Self-Induced Core–Shell InAlN Nanorods: Formation and Stability Unraveled by Ab Initio Simulations

Abstract

By addressing precursor prevalence and energetics using the DFT-based synthetic growth concept (SGC), the formation mechanism of self-induced InAlN core–shell nanorods (NRs) synthesized by reactive magnetron sputter epitaxy (MSE) is explored. The characteristics of In- and Al-containing precursor species are evaluated considering the thermal conditions at a typical NR growth temperature of around 700 °C. The cohesive and dissociation energies of In-containing precursors are consistently lower than those of their Al-containing counterparts, indicating that In-containing precursors are more weakly bonded and more prone to dissociation. Therefore, In-containing species are expected to exhibit lower abundance in the NR growth environment. At increased growth temperatures, the depletion of In-based precursors is even more pronounced.
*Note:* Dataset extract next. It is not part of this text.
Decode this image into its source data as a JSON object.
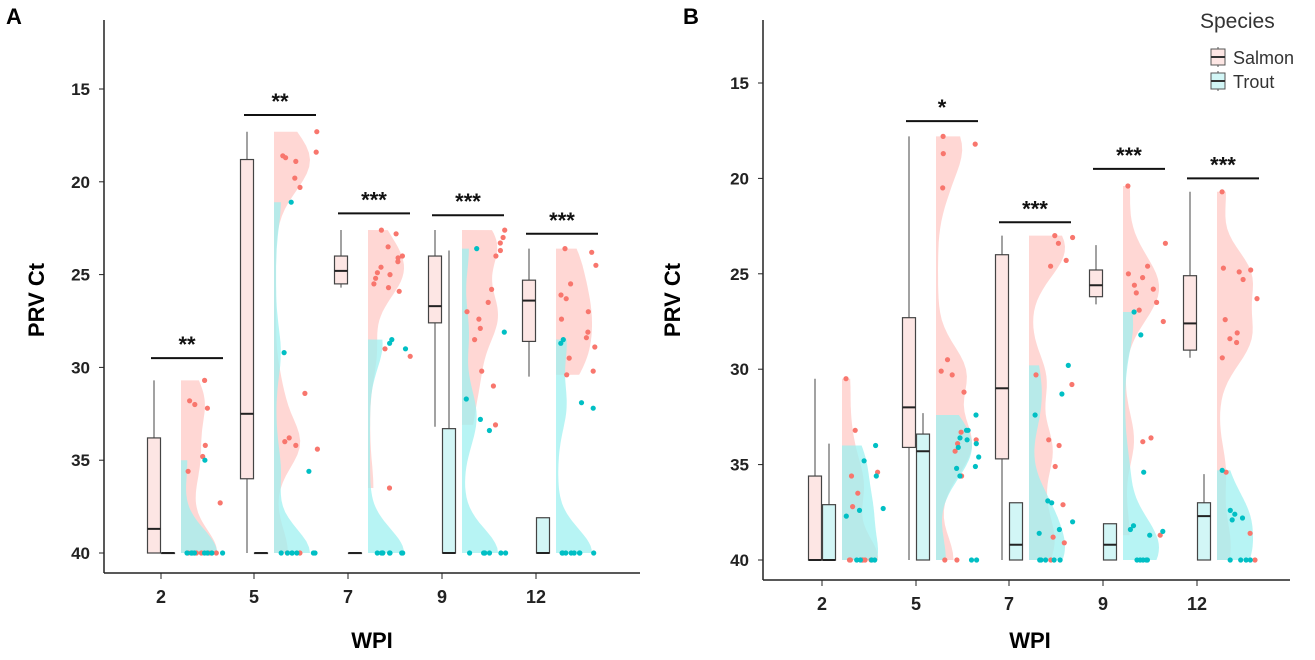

A distinctive imbalance in the incorporation of Al- and In-containing precursor species (namely, AlN/AlN⁺, AlN₂/AlN₂⁺, Al₂N₂/Al₂N₂⁺, and Al₂/Al₂⁺ vs InN/InN⁺, InN₂/InN₂⁺, In₂N₂/In₂N₂⁺, and In₂/In₂⁺) is found at the growing edge of the NR side surfaces, which correlates well with the experimentally obtained core–shell structure as well as with the distinctive In-rich core and vice versa for the Al-rich shell. The performed modeling indicates that the formation of the core–shell structure is substantially driven by the precursors’ abundance and their preferential bonding onto the growing edge of the nanoclusters/islands initiated by phase separation from the beginning of the NR growth. The cohesive energies and the band gaps of the NRs show decreasing trends with an increment in the In concentration of the NRs’ core and with an increment in the overall thickness (diameter) of the NRs. These results reveal the energy and electronic reasons behind the limited growth (up to ∼25% of In atoms of all metal atoms, i.e., In_xAl_1–xN, x ∼ 0.25) in the NR core and may be qualitatively perceived as a limiting factor for the thickness of the grown NRs (typically <50 nm).